Striking a Balance

Giving Differently
by Anna Flam -- December 23rd, 2013

As soon as classes end, I start reading again. Since hitting submit on my last paper I’ve caught up with fiction ranging from Divergent and The Giver to And the Mountains Echoed, so I can converse with normal (non-grad student) humans. I like to mix in a little non-fiction, and lately the book I can’t stop recommending is Chasing Chaos, a memoir covering years of humanitarian aid work.

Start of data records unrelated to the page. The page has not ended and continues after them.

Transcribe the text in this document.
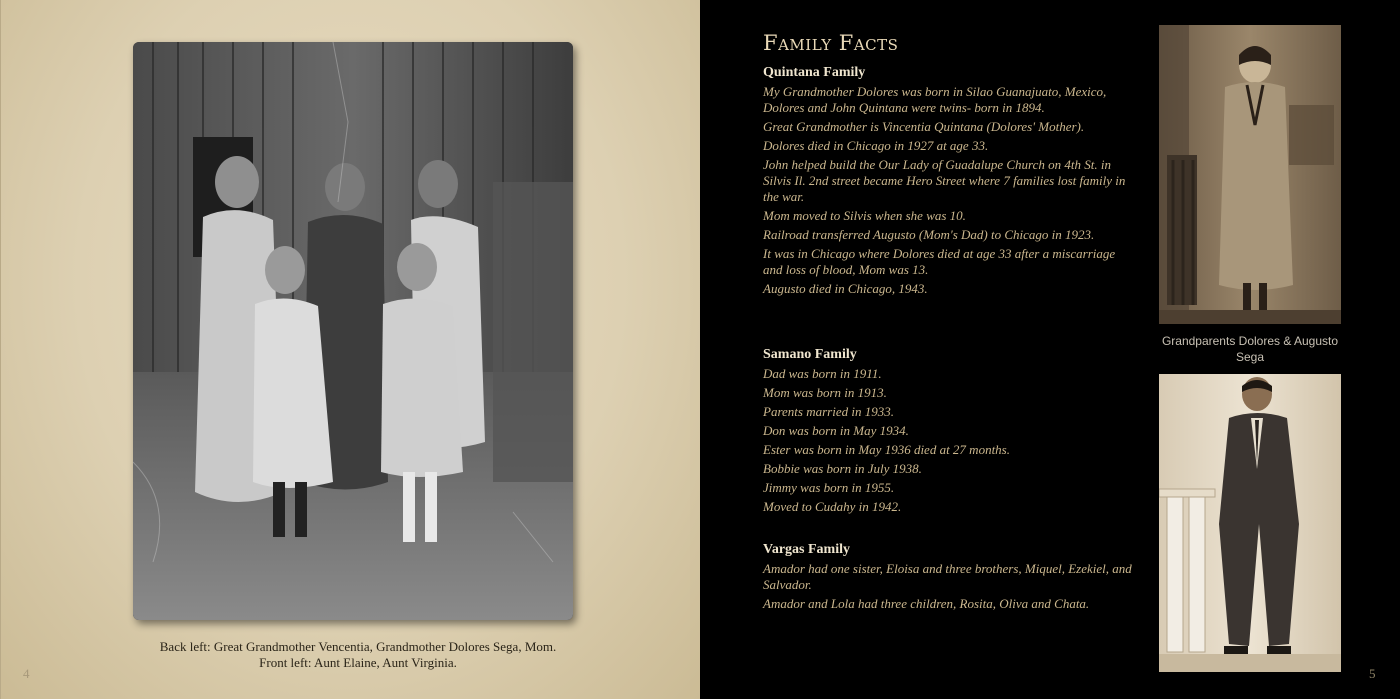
Back left: Great Grandmother Vencentia, Grandmother Dolores Sega, Mom.
Front left: Aunt Elaine, Aunt Virginia.
4
Family Facts
Quintana Family
My Grandmother Dolores was born in Silao Guanajuato, Mexico, Dolores and John Quintana were twins- born in 1894.
Great Grandmother is Vincentia Quintana (Dolores' Mother).
Dolores died in Chicago in 1927 at age 33.
John helped build the Our Lady of Guadalupe Church on 4th St. in Silvis Il. 2nd street became Hero Street where 7 families lost family in the war.
Mom moved to Silvis when she was 10.
Railroad transferred Augusto (Mom's Dad) to Chicago in 1923.
It was in Chicago where Dolores died at age 33 after a miscarriage and loss of blood, Mom was 13.
Augusto died in Chicago, 1943.
Samano Family
Dad was born in 1911.
Mom was born in 1913.
Parents married in 1933.
Don was born in May 1934.
Ester was born in May 1936 died at 27 months.
Bobbie was born in July 1938.
Jimmy was born in 1955.
Moved to Cudahy in 1942.
Vargas Family
Amador had one sister, Eloisa and three brothers, Miquel, Ezekiel, and Salvador.
Amador and Lola had three children, Rosita, Oliva and Chata.
Grandparents Dolores & Augusto Sega
5
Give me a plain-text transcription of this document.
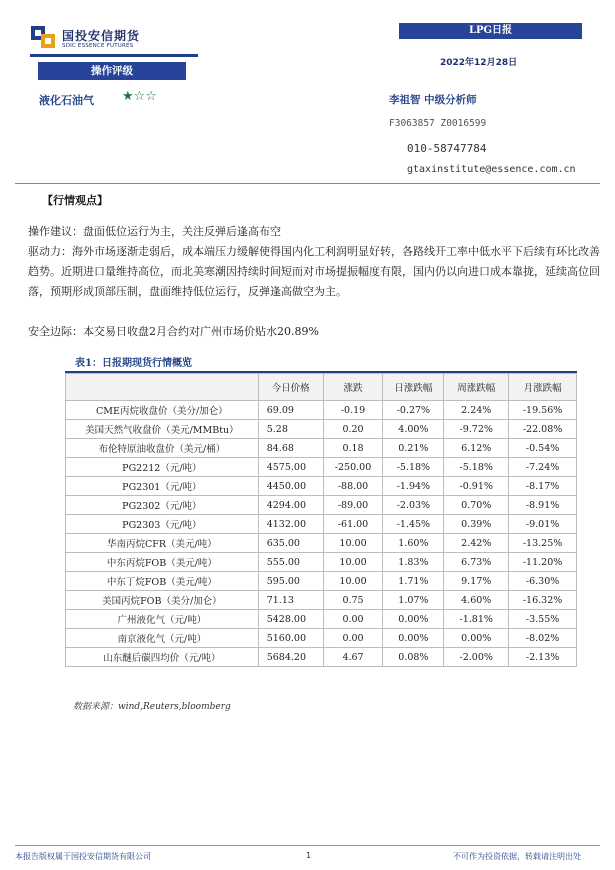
国投安信期货
SDIC ESSENCE FUTURES
LPG日报
2022年12月28日
操作评级
液化石油气 ★☆☆	李祖智 中级分析师
F3063857 Z0016599
010-58747784
gtaxinstitute@essence.com.cn
【行情观点】
操作建议：盘面低位运行为主，关注反弹后逢高布空
驱动力：海外市场逐渐走弱后，成本端压力缓解使得国内化工利润明显好转，各路线开工率中低水平下后续有环比改善趋势。近期进口量维持高位，而北美寒潮因持续时间短而对市场提振幅度有限，国内仍以向进口成本靠拢，延续高位回落，预期形成顶部压制，盘面维持低位运行，反弹逢高做空为主。
安全边际：本交易日收盘2月合约对广州市场价贴水20.89%
表1：日报期现货行情概览
	今日价格	涨跌	日涨跌幅	周涨跌幅	月涨跌幅
CME丙烷收盘价（美分/加仑）	69.09	-0.19	-0.27%	2.24%	-19.56%
美国天然气收盘价（美元/MMBtu）	5.28	0.20	4.00%	-9.72%	-22.08%
布伦特原油收盘价（美元/桶）	84.68	0.18	0.21%	6.12%	-0.54%
PG2212（元/吨）	4575.00	-250.00	-5.18%	-5.18%	-7.24%
PG2301（元/吨）	4450.00	-88.00	-1.94%	-0.91%	-8.17%
PG2302（元/吨）	4294.00	-89.00	-2.03%	0.70%	-8.91%
PG2303（元/吨）	4132.00	-61.00	-1.45%	0.39%	-9.01%
华南丙烷CFR（美元/吨）	635.00	10.00	1.60%	2.42%	-13.25%
中东丙烷FOB（美元/吨）	555.00	10.00	1.83%	6.73%	-11.20%
中东丁烷FOB（美元/吨）	595.00	10.00	1.71%	9.17%	-6.30%
美国丙烷FOB（美分/加仑）	71.13	0.75	1.07%	4.60%	-16.32%
广州液化气（元/吨）	5428.00	0.00	0.00%	-1.81%	-3.55%
南京液化气（元/吨）	5160.00	0.00	0.00%	0.00%	-8.02%
山东醚后碳四均价（元/吨）	5684.20	4.67	0.08%	-2.00%	-2.13%
数据来源：wind,Reuters,bloomberg
本报告版权属于国投安信期货有限公司	1	不可作为投资依据，转载请注明出处
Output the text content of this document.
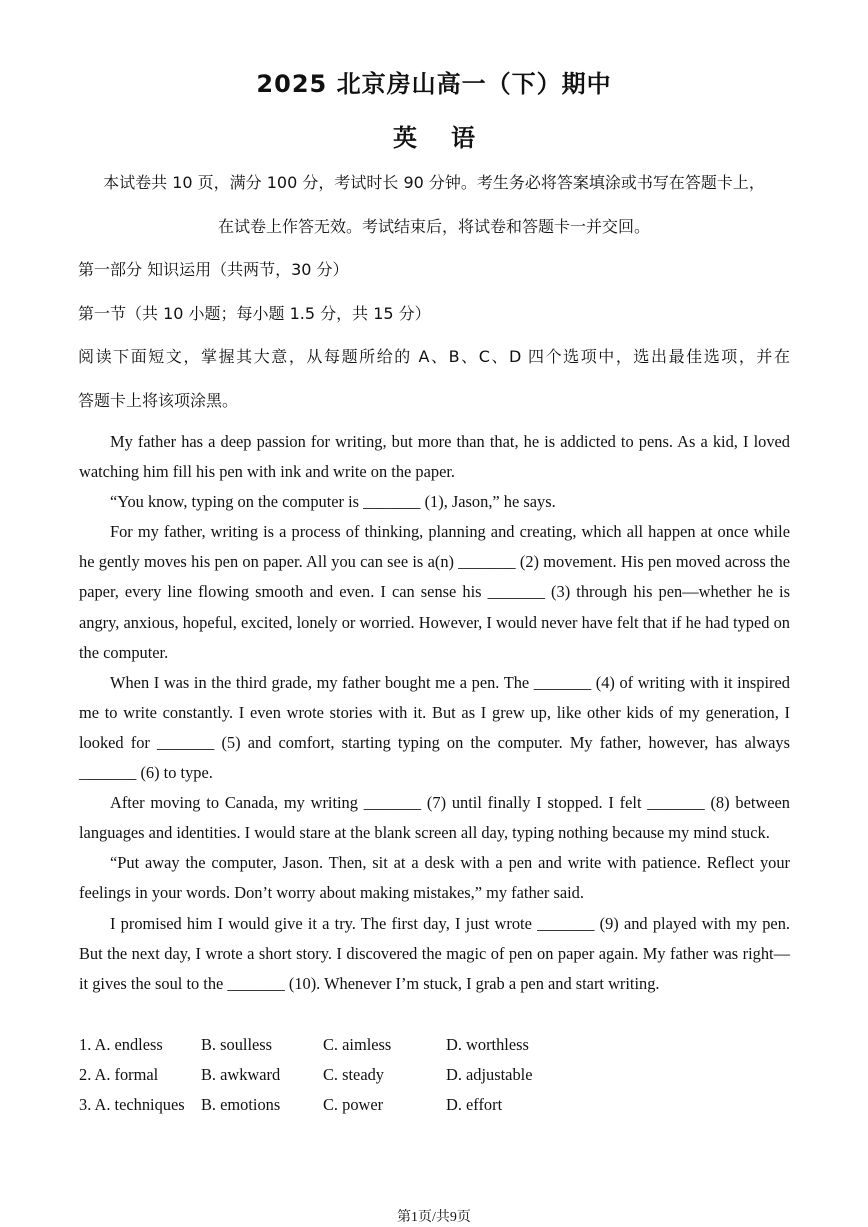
2025 北京房山高一（下）期中
英语
本试卷共 10 页，满分 100 分，考试时长 90 分钟。考生务必将答案填涂或书写在答题卡上，
在试卷上作答无效。考试结束后，将试卷和答题卡一并交回。
第一部分 知识运用（共两节，30 分）
第一节（共 10 小题；每小题 1.5 分，共 15 分）
阅读下面短文，掌握其大意，从每题所给的 A、B、C、D 四个选项中，选出最佳选项，并在
答题卡上将该项涂黑。

My father has a deep passion for writing, but more than that, he is addicted to pens. As a kid, I loved watching him fill his pen with ink and write on the paper.

“You know, typing on the computer is _______ (1), Jason,” he says.

For my father, writing is a process of thinking, planning and creating, which all happen at once while he gently moves his pen on paper. All you can see is a(n) _______ (2) movement. His pen moved across the paper, every line flowing smooth and even. I can sense his _______ (3) through his pen—whether he is angry, anxious, hopeful, excited, lonely or worried. However, I would never have felt that if he had typed on the computer.

When I was in the third grade, my father bought me a pen. The _______ (4) of writing with it inspired me to write constantly. I even wrote stories with it. But as I grew up, like other kids of my generation, I looked for _______ (5) and comfort, starting typing on the computer. My father, however, has always _______ (6) to type.

After moving to Canada, my writing _______ (7) until finally I stopped. I felt _______ (8) between languages and identities. I would stare at the blank screen all day, typing nothing because my mind stuck.

“Put away the computer, Jason. Then, sit at a desk with a pen and write with patience. Reflect your feelings in your words. Don’t worry about making mistakes,” my father said.

I promised him I would give it a try. The first day, I just wrote _______ (9) and played with my pen. But the next day, I wrote a short story. I discovered the magic of pen on paper again. My father was right—it gives the soul to the _______ (10). Whenever I’m stuck, I grab a pen and start writing.

1. A. endless B. soulless	C. aimless	D. worthless
2. A. formal	B. awkward	C. steady	D. adjustable
3. A. techniques B. emotions	C. power	D. effort
第1页/共9页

While covering expat quirks, wine smuggling, and life in a fragile state, Chasing Chaos also delivers a non-preachy critique on aid. (For a more preachy screed on aid issues see Dark Star Safari. However, as grating as Theroux initially comes across, he still makes a valid point, but I believe alienates most readers in the first chapter with his superiority.)

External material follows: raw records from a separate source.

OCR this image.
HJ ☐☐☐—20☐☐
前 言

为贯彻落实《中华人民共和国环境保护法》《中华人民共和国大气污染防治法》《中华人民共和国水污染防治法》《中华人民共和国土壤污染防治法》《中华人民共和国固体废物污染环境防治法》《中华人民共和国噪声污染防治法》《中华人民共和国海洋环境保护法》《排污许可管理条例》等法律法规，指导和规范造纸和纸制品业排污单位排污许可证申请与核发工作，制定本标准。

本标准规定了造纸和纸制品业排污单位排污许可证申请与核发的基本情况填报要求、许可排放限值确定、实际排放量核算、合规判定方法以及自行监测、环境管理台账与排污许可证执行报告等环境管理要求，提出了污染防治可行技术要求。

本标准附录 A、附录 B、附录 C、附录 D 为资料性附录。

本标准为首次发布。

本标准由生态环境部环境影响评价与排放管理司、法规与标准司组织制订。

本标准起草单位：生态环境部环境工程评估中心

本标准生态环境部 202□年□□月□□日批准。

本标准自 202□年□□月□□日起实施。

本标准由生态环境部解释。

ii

Whether you are looking for a last-minute gift or a tax write-off, or are even just a good person, December is the busiest time of year for charitable giving. Some of that giving will probably go to NGOs supporting the type of humanitarian missions covered in Chasing Chaos (maybe you’ve already given to Typhoon Haiyan relief?).

Lets try and echo this sentiment this holiday season.

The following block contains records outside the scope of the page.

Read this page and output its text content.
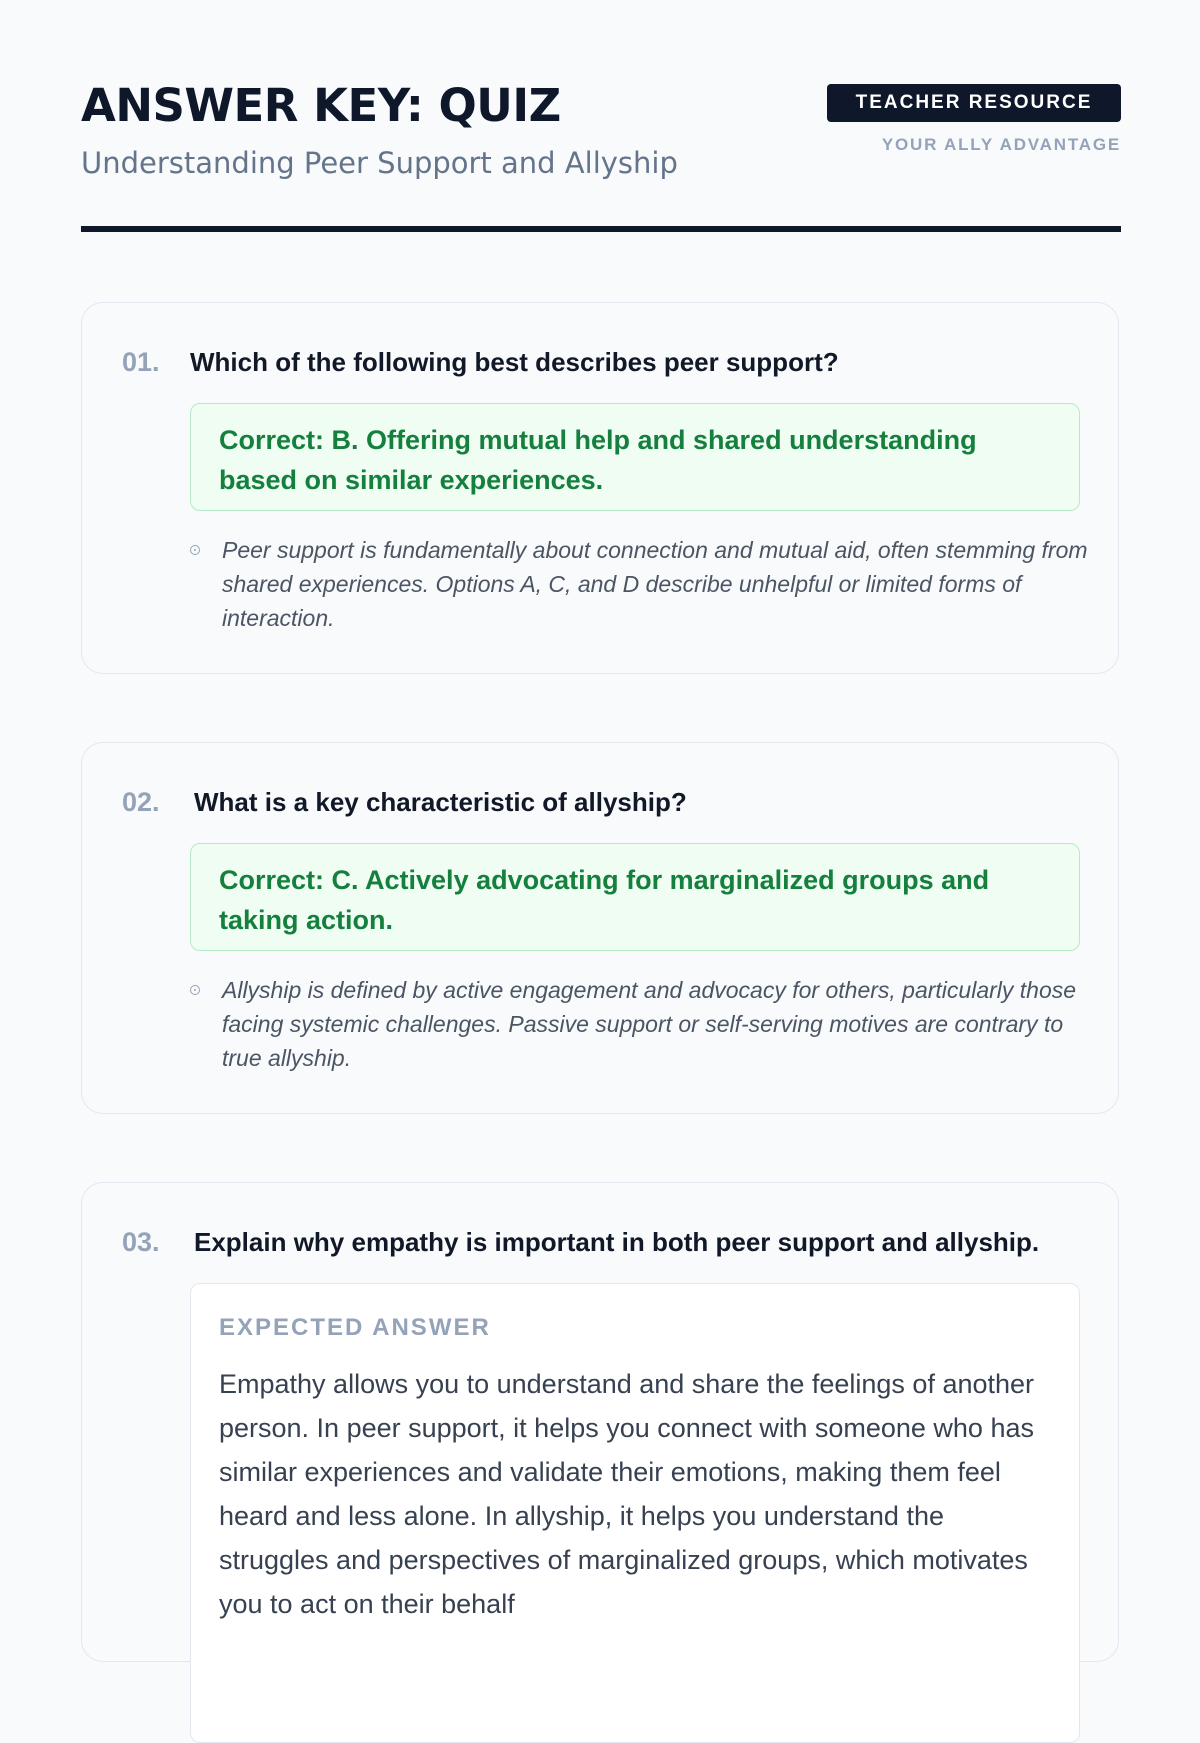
ANSWER KEY: QUIZ
Understanding Peer Support and Allyship
TEACHER RESOURCE
YOUR ALLY ADVANTAGE
01. Which of the following best describes peer support?
Correct: B. Offering mutual help and shared understanding based on similar experiences.
Peer support is fundamentally about connection and mutual aid, often stemming from shared experiences. Options A, C, and D describe unhelpful or limited forms of interaction.
02. What is a key characteristic of allyship?
Correct: C. Actively advocating for marginalized groups and taking action.
Allyship is defined by active engagement and advocacy for others, particularly those facing systemic challenges. Passive support or self-serving motives are contrary to true allyship.
03. Explain why empathy is important in both peer support and allyship.
EXPECTED ANSWER
Empathy allows you to understand and share the feelings of another person. In peer support, it helps you connect with someone who has similar experiences and validate their emotions, making them feel heard and less alone. In allyship, it helps you understand the struggles and perspectives of marginalized groups, which motivates you to act on their behalf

Lets try and echo this sentiment during the holidays.

Unfortunately a lot of aid creates more problems than benefit. Chasing Chaos author Jessica Alexander already has great a article out on why giving your old clothes to disaster relief missions is a mistake. Yet, too many people only care about the warm feeling they get from giving, and unfortunately money doesn’t give that same feeling.

Working in Thailand I also encountered issues with giving things (even larger things). After the 2004 Tsunami people needed houses. So the Lion’s Club raised money and built houses. They build houses for anyone who asked, and ignored local housing styles. In they end they got a 150 house village that only ever had 75 occupied houses. In 2013 fewer than 10 of the houses are occupied by humans. Locals told me cobras occupied the other houses.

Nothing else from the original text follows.